Writer's picture: SophieSophie

Updated: Aug 1, 2024

Conflict, serendipity, cooperation, deception, survival -- the war and peace of existence -- all are written in the living text known as the genome. All existed long before our self-reflecting species entered the fray and gave them names.


How remarkable it is to contemplate ourselves: a species that became capable of looking inward. A species that seeks so much. From those in medieval times who sought the philosopher's stone, to those who now search for secrets signs in the genome to tell us how life came to be.


A genome that became aware of itself -- this is our gift and perhaps also our shortcoming. As a molecular biologist, I love poking into the catacombs of chromosomes, weighing and measuring the gems of DNA, describing the rich tapestries of transposons and genes arrayed throughout. When we have scoured and read every inch of it, and discovered how it evolved in countless lineages, letter-by-letter -- a self-correcting and self-perpetuating treatise on Life -- will we have cracked the code? Will we understand what it is to be a dolphin? Will we understand ourselves better?


Self-reflection is a trap -- for what is reflected back to us is only what we're able or willing to see in the first place. Everyone has a blind spot, however self-aware and self-correcting we might hope to be. We know not what we know not -- even those who seek to look beyond.

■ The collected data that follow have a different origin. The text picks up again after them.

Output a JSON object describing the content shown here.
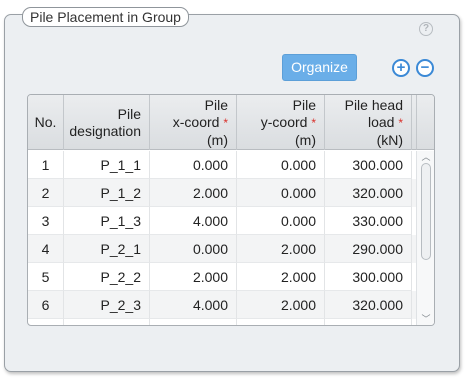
{
  "panel": {
    "title": "Pile Placement in Group",
    "help_icon": "?",
    "organize_label": "Organize",
    "add_icon": "+",
    "remove_icon": "−"
  },
  "table": {
    "headers": {
      "no": "No.",
      "designation_l1": "Pile",
      "designation_l2": "designation",
      "x_l1": "Pile",
      "x_l2": "x-coord",
      "x_l3": "(m)",
      "y_l1": "Pile",
      "y_l2": "y-coord",
      "y_l3": "(m)",
      "load_l1": "Pile head",
      "load_l2": "load",
      "load_l3": "(kN)",
      "required_mark": "*"
    },
    "rows": [
      {
        "no": "1",
        "designation": "P_1_1",
        "x": "0.000",
        "y": "0.000",
        "load": "300.000"
      },
      {
        "no": "2",
        "designation": "P_1_2",
        "x": "2.000",
        "y": "0.000",
        "load": "320.000"
      },
      {
        "no": "3",
        "designation": "P_1_3",
        "x": "4.000",
        "y": "0.000",
        "load": "330.000"
      },
      {
        "no": "4",
        "designation": "P_2_1",
        "x": "0.000",
        "y": "2.000",
        "load": "290.000"
      },
      {
        "no": "5",
        "designation": "P_2_2",
        "x": "2.000",
        "y": "2.000",
        "load": "300.000"
      },
      {
        "no": "6",
        "designation": "P_2_3",
        "x": "4.000",
        "y": "2.000",
        "load": "320.000"
      }
    ]
  },
  "scrollbar": {
    "up_icon": "chevron-up-icon",
    "down_icon": "chevron-down-icon"
  }
}
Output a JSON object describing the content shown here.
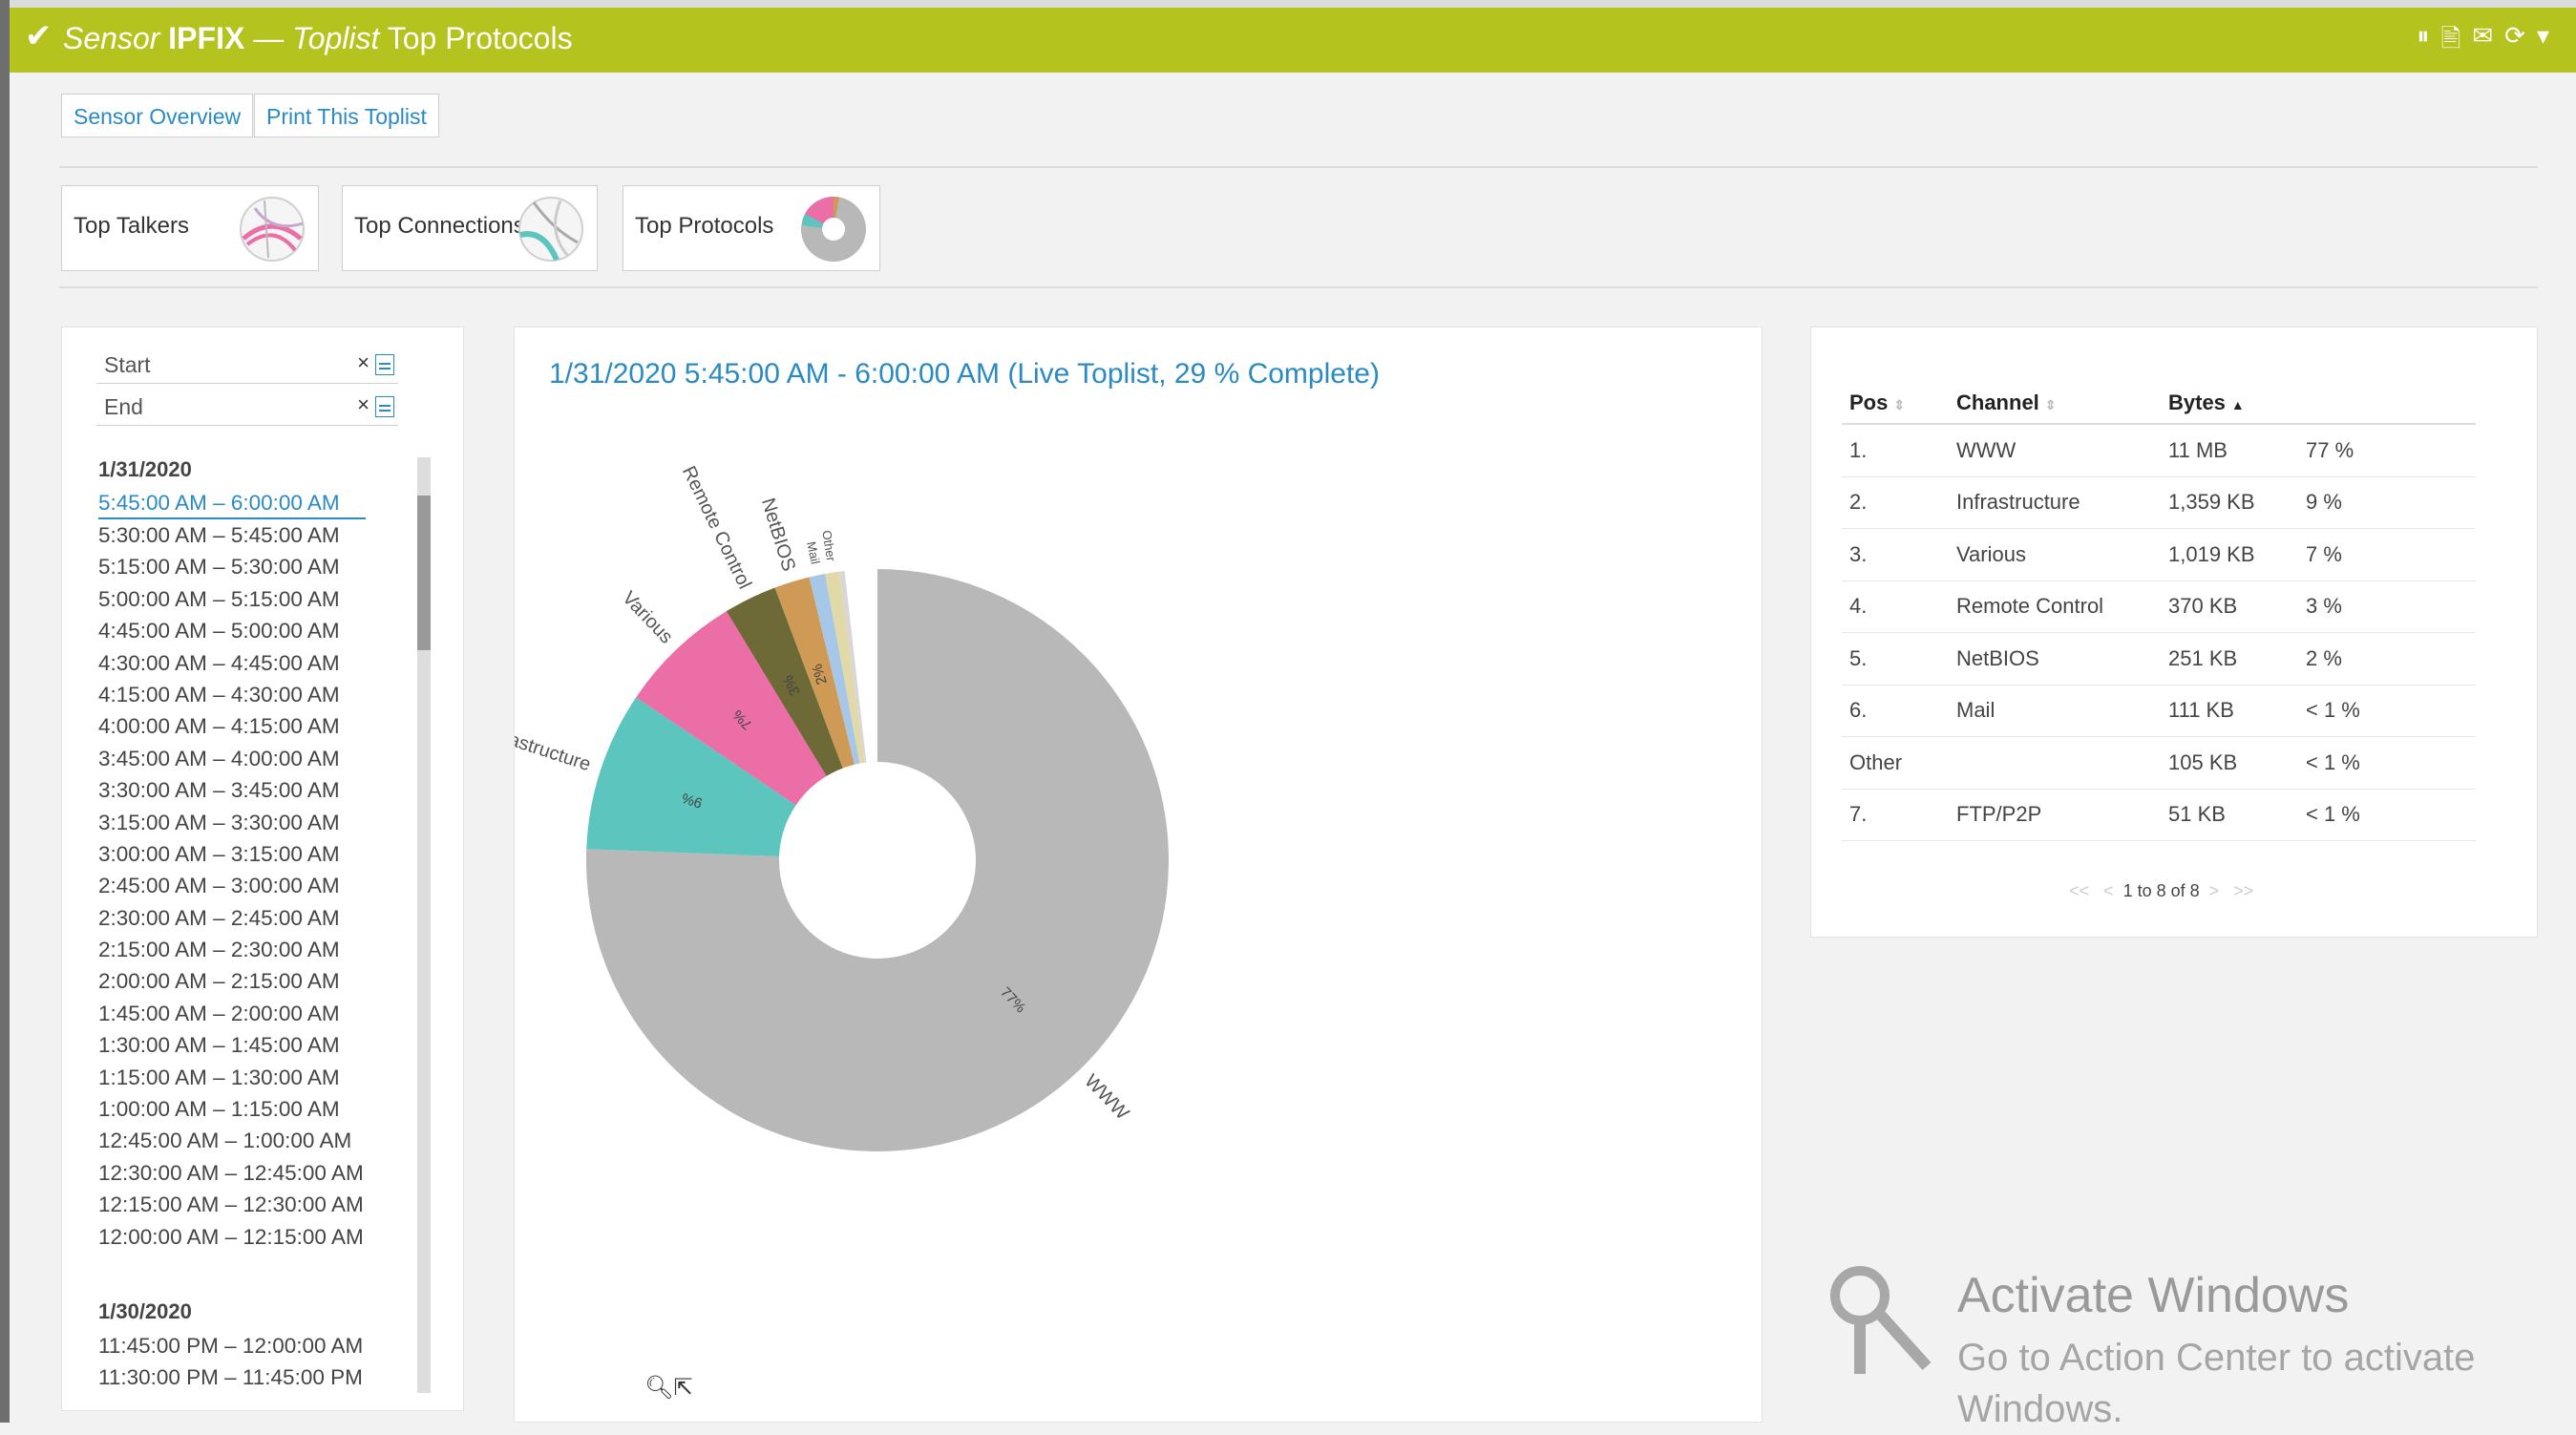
{
  "header": {
    "sensor_label": "Sensor",
    "sensor_name": "IPFIX",
    "dash": "—",
    "toplist_label": "Toplist",
    "toplist_name": "Top Protocols",
    "tools": [
      "⏸",
      "🖹",
      "✉",
      "⟳",
      "▾"
    ]
  },
  "toolbar": {
    "sensor_overview": "Sensor Overview",
    "print": "Print This Toplist"
  },
  "tabs": [
    {
      "label": "Top Talkers"
    },
    {
      "label": "Top Connections"
    },
    {
      "label": "Top Protocols"
    }
  ],
  "sidebar": {
    "start_placeholder": "Start",
    "end_placeholder": "End",
    "clear": "×",
    "date1": "1/31/2020",
    "times1": [
      "5:45:00 AM – 6:00:00 AM",
      "5:30:00 AM – 5:45:00 AM",
      "5:15:00 AM – 5:30:00 AM",
      "5:00:00 AM – 5:15:00 AM",
      "4:45:00 AM – 5:00:00 AM",
      "4:30:00 AM – 4:45:00 AM",
      "4:15:00 AM – 4:30:00 AM",
      "4:00:00 AM – 4:15:00 AM",
      "3:45:00 AM – 4:00:00 AM",
      "3:30:00 AM – 3:45:00 AM",
      "3:15:00 AM – 3:30:00 AM",
      "3:00:00 AM – 3:15:00 AM",
      "2:45:00 AM – 3:00:00 AM",
      "2:30:00 AM – 2:45:00 AM",
      "2:15:00 AM – 2:30:00 AM",
      "2:00:00 AM – 2:15:00 AM",
      "1:45:00 AM – 2:00:00 AM",
      "1:30:00 AM – 1:45:00 AM",
      "1:15:00 AM – 1:30:00 AM",
      "1:00:00 AM – 1:15:00 AM",
      "12:45:00 AM – 1:00:00 AM",
      "12:30:00 AM – 12:45:00 AM",
      "12:15:00 AM – 12:30:00 AM",
      "12:00:00 AM – 12:15:00 AM"
    ],
    "date2": "1/30/2020",
    "times2": [
      "11:45:00 PM – 12:00:00 AM",
      "11:30:00 PM – 11:45:00 PM"
    ]
  },
  "chart_panel": {
    "title": "1/31/2020 5:45:00 AM - 6:00:00 AM (Live Toplist, 29 % Complete)",
    "zoom_icons": "🔍︎⇱"
  },
  "chart_data": {
    "type": "pie",
    "donut": true,
    "series": [
      {
        "label": "WWW",
        "value": 77,
        "pct_label": "77%",
        "color": "#b8b8b8"
      },
      {
        "label": "Infrastructure",
        "value": 9,
        "pct_label": "9%",
        "color": "#5bc5be"
      },
      {
        "label": "Various",
        "value": 7,
        "pct_label": "7%",
        "color": "#ec6ea7"
      },
      {
        "label": "Remote Control",
        "value": 3,
        "pct_label": "3%",
        "color": "#6d6a38"
      },
      {
        "label": "NetBIOS",
        "value": 2,
        "pct_label": "2%",
        "color": "#cf9a55"
      },
      {
        "label": "Mail",
        "value": 0.9,
        "pct_label": "",
        "color": "#a7c7e8"
      },
      {
        "label": "Other",
        "value": 0.8,
        "pct_label": "",
        "color": "#e1d9a7"
      },
      {
        "label": "FTP/P2P",
        "value": 0.3,
        "pct_label": "",
        "color": "#d7d7d7"
      }
    ]
  },
  "table": {
    "headers": {
      "pos": "Pos",
      "channel": "Channel",
      "bytes": "Bytes"
    },
    "rows": [
      {
        "pos": "1.",
        "channel": "WWW",
        "bytes": "11 MB",
        "pct": "77 %"
      },
      {
        "pos": "2.",
        "channel": "Infrastructure",
        "bytes": "1,359 KB",
        "pct": "9 %"
      },
      {
        "pos": "3.",
        "channel": "Various",
        "bytes": "1,019 KB",
        "pct": "7 %"
      },
      {
        "pos": "4.",
        "channel": "Remote Control",
        "bytes": "370 KB",
        "pct": "3 %"
      },
      {
        "pos": "5.",
        "channel": "NetBIOS",
        "bytes": "251 KB",
        "pct": "2 %"
      },
      {
        "pos": "6.",
        "channel": "Mail",
        "bytes": "111 KB",
        "pct": "< 1 %"
      },
      {
        "pos": "Other",
        "channel": "",
        "bytes": "105 KB",
        "pct": "< 1 %"
      },
      {
        "pos": "7.",
        "channel": "FTP/P2P",
        "bytes": "51 KB",
        "pct": "< 1 %"
      }
    ],
    "pager": {
      "first": "<<",
      "prev": "<",
      "text": "1 to 8 of 8",
      "next": ">",
      "last": ">>"
    }
  },
  "watermark": {
    "heading": "Activate Windows",
    "subtext": "Go to Action Center to activate Windows."
  }
}
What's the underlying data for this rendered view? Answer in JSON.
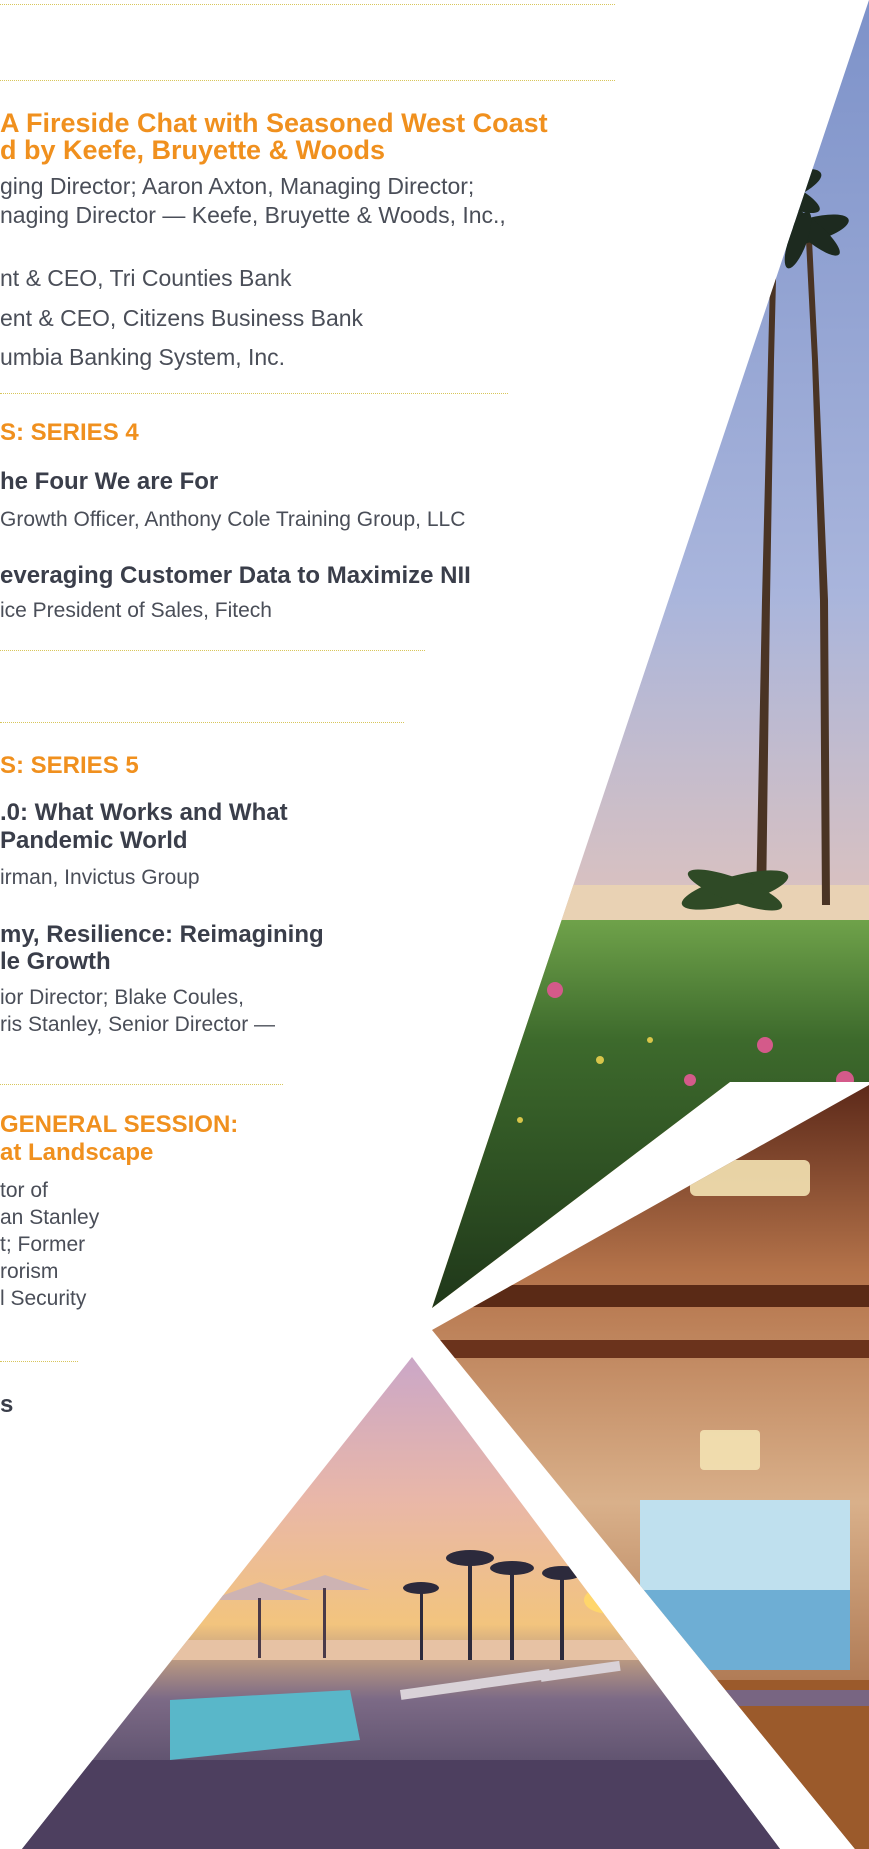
{
  "section1": {
    "title_line1": "A Fireside Chat with Seasoned West Coast",
    "title_line2": "d by Keefe, Bruyette & Woods",
    "line1": "ging Director; Aaron Axton, Managing Director;",
    "line2": "naging Director — Keefe, Bruyette & Woods, Inc.,",
    "line3": "nt & CEO, Tri Counties Bank",
    "line4": "ent & CEO, Citizens Business Bank",
    "line5": "umbia Banking System, Inc."
  },
  "series4": {
    "heading": "S: SERIES 4",
    "session1_title": "he Four We are For",
    "session1_speaker": "Growth Officer, Anthony Cole Training Group, LLC",
    "session2_title": "everaging Customer Data to Maximize NII",
    "session2_speaker": "ice President of Sales, Fitech"
  },
  "series5": {
    "heading": "S: SERIES 5",
    "session1_title_line1": ".0: What Works and What",
    "session1_title_line2": "Pandemic World",
    "session1_speaker": "irman, Invictus Group",
    "session2_title_line1": "my, Resilience: Reimagining",
    "session2_title_line2": "le Growth",
    "session2_speaker_line1": "ior Director; Blake Coules,",
    "session2_speaker_line2": "ris Stanley, Senior Director —"
  },
  "general": {
    "heading_line1": "GENERAL SESSION:",
    "heading_line2": "at Landscape",
    "line1": "tor of",
    "line2": "an Stanley",
    "line3": "t; Former",
    "line4": "rorism",
    "line5": "l Security"
  },
  "last": {
    "fragment": "s"
  },
  "colors": {
    "accent_orange": "#f0901e",
    "rule_gold": "#d8c65b",
    "text_dark": "#3a3e4a"
  }
}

I am not certain of much -- but I'd wager that among the most beautiful and ineffable of mysteries is what it's like to experience Life through the lens of another being. Through the lens of an oak or an eagle or a friend. And we cannot, isn't that true? Doesn't our genome and living, individual, form constrain us?


I'll venture this -- as a philosopher for an hour -- we'll come a bit closer to revealing that mystery when we hold in reverence the lives of all beings, including our own kind. Blind spots lessen when we place ourselves in alliance with the eagle and the oak, for they have much to teach us. We can learn how to read their genomes, but learning how to read their ecology is equally pressing. Even if we do so in a clumsy, self-referential way, not being able to comprehend their Umwelten or worldview. Having no other guidepost than a love of the natural world to tell me the purpose of my own life, I seek to do both.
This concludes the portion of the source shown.